- The Washington Times - Wednesday, June 9, 2004

HARTFORD, Conn. (AP) — A close friend of Gov. John G. Rowland won a lucrative state loan the same year he was involved in a secretive real-estate deal that brought the governor a windfall, lawmakers weighing Mr. Rowland’s impeachment learned yesterday.

The legislative panel turned its attention to Robert Matthews, a wealthy friend of Mr. Rowland who won millions of dollars in state business and paid largely inflated rates to rent, and later purchase, the governor’s condominium using a front man.

Investigators told the panel that Mr. Matthews received a $5.4 million loan guarantee for one of his businesses in 1997, the same year he bought the condo from Mr. Rowland. In 1996, Mr. Matthews’ bid for a $6.8 million loan had been rejected.

“In my mind, now I have a lot of questions,” said state Rep. Arthur O’Neill, the committee’s Republican co-chairman.

Mr. Rowland, a three-term Republican, has faced growing calls for his resignation amid a corruption investigation that revealed that he accepted a hot tub and other renovations at his summer cottage from friends and state contractors.

He is the first governor in Connecticut history to face impeachment and is the subject of a federal criminal investigation. The committee has until June 30 to recommend to the full House whether Mr.

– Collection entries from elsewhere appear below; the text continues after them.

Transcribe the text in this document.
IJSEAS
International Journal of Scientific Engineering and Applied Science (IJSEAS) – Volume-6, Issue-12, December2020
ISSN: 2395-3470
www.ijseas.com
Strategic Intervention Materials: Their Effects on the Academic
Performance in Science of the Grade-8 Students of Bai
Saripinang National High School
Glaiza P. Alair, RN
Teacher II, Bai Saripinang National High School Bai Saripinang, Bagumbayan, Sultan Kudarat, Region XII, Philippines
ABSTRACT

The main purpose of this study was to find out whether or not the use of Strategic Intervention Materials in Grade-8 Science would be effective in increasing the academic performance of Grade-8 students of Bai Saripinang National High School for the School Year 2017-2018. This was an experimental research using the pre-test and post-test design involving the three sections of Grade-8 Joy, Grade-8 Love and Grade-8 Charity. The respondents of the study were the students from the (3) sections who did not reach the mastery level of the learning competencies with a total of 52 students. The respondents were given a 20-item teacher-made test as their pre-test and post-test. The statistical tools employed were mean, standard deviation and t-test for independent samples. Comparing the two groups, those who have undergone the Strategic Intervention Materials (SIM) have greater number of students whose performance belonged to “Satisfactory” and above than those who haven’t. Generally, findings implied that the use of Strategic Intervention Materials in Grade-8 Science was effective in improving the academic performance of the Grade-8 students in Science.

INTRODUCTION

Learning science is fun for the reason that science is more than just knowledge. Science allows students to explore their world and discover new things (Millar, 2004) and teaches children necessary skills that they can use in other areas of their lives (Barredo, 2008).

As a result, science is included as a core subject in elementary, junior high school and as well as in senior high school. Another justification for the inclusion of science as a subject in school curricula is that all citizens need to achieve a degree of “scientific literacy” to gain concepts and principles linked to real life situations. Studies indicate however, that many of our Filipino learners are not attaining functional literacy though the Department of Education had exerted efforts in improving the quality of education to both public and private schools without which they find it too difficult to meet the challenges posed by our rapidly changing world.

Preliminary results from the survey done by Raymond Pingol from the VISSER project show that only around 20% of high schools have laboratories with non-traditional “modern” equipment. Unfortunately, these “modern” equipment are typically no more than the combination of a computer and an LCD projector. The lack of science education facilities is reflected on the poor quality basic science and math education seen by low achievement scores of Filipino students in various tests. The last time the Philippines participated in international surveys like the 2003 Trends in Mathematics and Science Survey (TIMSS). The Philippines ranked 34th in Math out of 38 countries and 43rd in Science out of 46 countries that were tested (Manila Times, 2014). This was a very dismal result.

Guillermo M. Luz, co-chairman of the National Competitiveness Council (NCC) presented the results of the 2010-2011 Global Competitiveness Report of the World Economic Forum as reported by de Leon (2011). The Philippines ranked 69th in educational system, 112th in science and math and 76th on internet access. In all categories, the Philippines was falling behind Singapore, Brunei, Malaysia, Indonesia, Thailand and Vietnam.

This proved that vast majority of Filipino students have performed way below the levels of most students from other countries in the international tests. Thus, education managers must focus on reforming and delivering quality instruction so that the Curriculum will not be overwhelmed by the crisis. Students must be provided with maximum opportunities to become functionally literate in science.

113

Rowland should be impeached.

Andrew Melnick, senior investigator for a firm hired by the committee, testified that Mr. Rowland rented out the efficiency condo, which he purchased as a congressman, for $1,750 a month in the late 1990s to Kelly Matthews, niece of Mr. Matthews.

At that time, similar condos in the Capitol Hill building were renting for $500 to $625 a month, according to affidavits from owners with units on floors above and below Mr. Rowland’s old unit.

Mr. Rowland sold the condo in 1997 to an associate of Mr. Matthews for $68,500, more than double the sale price of a similar condo in the building. Investigators said Mr. Matthews fronted the money for the sale, and the straw buyer, antiques dealer Wayne Pratt, pleaded guilty to tax charges in connection with the purchase.

Mr. Matthews declined to testify before the committee, citing his constitutional rights against self-incrimination.

The governor, who is battling a subpoena that he testify before the legislative committee, said he would not comment on the hearings.

The Hartford Courant, citing unidentified sources, reported yesterday that Mr. Rowland’s chief of staff, Brian Mattiello, made quiet inquiries to his predecessor, Dean Pagani, about two weeks ago about logistical planning toward a possible resignation this month. Mr. Pagani declined to get involved, the newspaper said.